The 2019 Women Deliver Conference was the world’s largest conference on gender equality and the health, rights and wellbeing of girls and women in the 21st century. More than 6,000 world leaders, influencers, advocates, academics, activists and journalists convened in Vancouver this week to accelerate progress for girls and women everywhere. To celebrate, Ms. is posting updates from the front lines.
Women Deliver, Girl Effect and the Government of Canada (Global Affairs Canada) announced a new research initiative Wednesday focused on engaging young people as researchers and advocates around sexual and reproductive health and rights.
The multi-country project will take place in India, Malawi and Rwanda and will engage youth as advisors, researchers and advocates. The initiative aims to generate insights that will shape the investment case for youth-friendly SRHR interventions—such as modern contraception or gender-based violence counseling. In addition, the results will equip young activists with the evidence needed to carry forward their own advocacy efforts.
“If we want youth policies and programs to work, and get bang for our investment buck, we need to involve youth all the way,” Katja Iversen, President/CEO of Women Deliver, said in a statement. “They are the experts on their own lives, and know what they need. They are the game-changers and the best spokespersons for their sexual and reproductive health and rights. Youth are the key to success, and we need to listen, learn, involve and take action accordingly.”
The project will rely on Girl Effect’s award-winning Technology Enabled Girl Ambassadors (TEGA) program—a mobile-based peer-to-peer research methodology where young women are trained to become fully qualified researchers within their communities.
“Our sector needs accurate, fast and authentic data and insights about young people, and the unique challenges they face, in order to design, iterate and evaluate programs to ensure they’re as effective as possible,” Jessica Odede, CEO of Girl Effect, explained. “TEGA’s unique approach unlocks conversations that might otherwise be lost or not included when collecting data in traditional ways, and ensures even the hardest to reach voices are included. Better yet, the TEGA program is a form of employment and empowerment for our young researchers too.”
Multiple data and knowledge gaps remain regarding youth sexual and reproductive health. Young people are often not engaged in shaping health services due to systematic barriers and persistent marginalization, even though initiatives that engage them throughout have the potential to better address the needs of communities in a sustainable way.
New research, funded by Global Affairs Canada, will equip decision-makers with the information they need to create more inclusive health systems. Through consultations, young people will be shaping the primary research question, and TEGAs will collect the corresponding data. A Youth Advisory Board on research will also facilitate input from Women Deliver Young Leaders—outstanding young advocates for gender equality and the health and rights of girls and women—on the initiative.
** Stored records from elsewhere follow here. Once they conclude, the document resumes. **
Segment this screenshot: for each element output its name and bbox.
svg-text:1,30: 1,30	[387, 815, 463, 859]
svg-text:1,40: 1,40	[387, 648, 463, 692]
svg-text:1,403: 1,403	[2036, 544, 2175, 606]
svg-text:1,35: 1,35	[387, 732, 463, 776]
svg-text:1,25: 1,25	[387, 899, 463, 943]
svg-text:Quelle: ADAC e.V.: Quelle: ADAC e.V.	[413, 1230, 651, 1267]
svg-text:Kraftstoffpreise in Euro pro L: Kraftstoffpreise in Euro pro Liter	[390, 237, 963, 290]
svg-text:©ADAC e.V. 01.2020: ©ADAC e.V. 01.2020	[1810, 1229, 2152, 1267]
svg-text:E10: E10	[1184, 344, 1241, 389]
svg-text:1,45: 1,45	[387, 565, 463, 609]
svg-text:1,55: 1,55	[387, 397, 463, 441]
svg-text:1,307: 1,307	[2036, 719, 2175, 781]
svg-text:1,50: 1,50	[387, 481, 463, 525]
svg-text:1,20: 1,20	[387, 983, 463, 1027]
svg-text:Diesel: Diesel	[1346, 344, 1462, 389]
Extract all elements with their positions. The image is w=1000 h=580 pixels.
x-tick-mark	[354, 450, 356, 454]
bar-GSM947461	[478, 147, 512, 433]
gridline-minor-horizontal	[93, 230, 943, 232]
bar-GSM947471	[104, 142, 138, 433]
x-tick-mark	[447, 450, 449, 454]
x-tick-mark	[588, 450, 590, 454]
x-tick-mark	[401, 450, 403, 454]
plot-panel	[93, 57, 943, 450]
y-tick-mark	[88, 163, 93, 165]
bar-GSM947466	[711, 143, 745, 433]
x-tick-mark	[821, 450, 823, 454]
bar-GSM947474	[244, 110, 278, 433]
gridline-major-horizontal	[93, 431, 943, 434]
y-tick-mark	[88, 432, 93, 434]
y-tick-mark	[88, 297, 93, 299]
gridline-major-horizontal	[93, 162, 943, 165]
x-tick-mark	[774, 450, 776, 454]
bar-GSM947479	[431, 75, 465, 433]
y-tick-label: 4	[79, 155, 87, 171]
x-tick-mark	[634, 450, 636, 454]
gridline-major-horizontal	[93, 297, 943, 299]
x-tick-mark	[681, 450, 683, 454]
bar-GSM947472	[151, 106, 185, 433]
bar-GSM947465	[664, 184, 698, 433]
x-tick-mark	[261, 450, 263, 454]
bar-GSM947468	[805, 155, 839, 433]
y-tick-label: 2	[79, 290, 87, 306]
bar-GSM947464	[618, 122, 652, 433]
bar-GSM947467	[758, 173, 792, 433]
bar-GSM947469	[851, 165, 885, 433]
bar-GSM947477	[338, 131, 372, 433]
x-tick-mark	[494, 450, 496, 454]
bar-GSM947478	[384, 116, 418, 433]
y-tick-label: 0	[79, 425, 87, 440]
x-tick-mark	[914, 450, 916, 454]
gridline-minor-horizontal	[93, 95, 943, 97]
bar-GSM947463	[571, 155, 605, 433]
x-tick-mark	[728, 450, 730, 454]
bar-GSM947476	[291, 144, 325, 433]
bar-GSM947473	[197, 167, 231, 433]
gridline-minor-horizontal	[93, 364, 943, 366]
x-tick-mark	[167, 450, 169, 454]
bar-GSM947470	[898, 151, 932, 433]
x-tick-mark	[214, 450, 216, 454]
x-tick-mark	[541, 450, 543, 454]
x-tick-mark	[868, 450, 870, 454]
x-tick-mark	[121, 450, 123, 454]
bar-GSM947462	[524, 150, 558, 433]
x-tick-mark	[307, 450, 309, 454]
“Applying meaningful youth engagement to the research process, including implementation and dissemination, shifts power to young people themselves,” said Sruthi Chandrasekaran, researcher at Ibis Reproductive Health and Women Deliver Young Leader, in a statement. “Our movement must honor and trust young people as experts of their own sexual and reproductive rights.”
The initial research findings will be shared at the 25th Anniversary of the International Conference for Population and Development in Nairobi, Kenya.
“This research will come at a critical time in the world’s effort to achieve the Sustainable Development Goals,” noted the Honorable Maryam Monsef, Canada’s Minister of International Development and Minister for Women and Gender Equality. “By meaningfully engaging young people in research, we are better equipped to respond to adolescents’ sexual and reproductive health needs—which in turn creates healthier, more prosperous societies.”
Working alongside Global Affairs Canada and Girl Effect, Women Deliver will share this research with key decision-makers and policymakers—advocating for not only youth-vetted improvements to health services, but the consistent engagement of youth in the development of future SRHR programs. The findings will also inform advocacy and accountability efforts from the community level to the national level, which could range from consultations with policymakers to developing guidelines that require youth input on programs intended to serve them.
Communities and governments stand to gain a healthier and more engaged generation of youth in the process.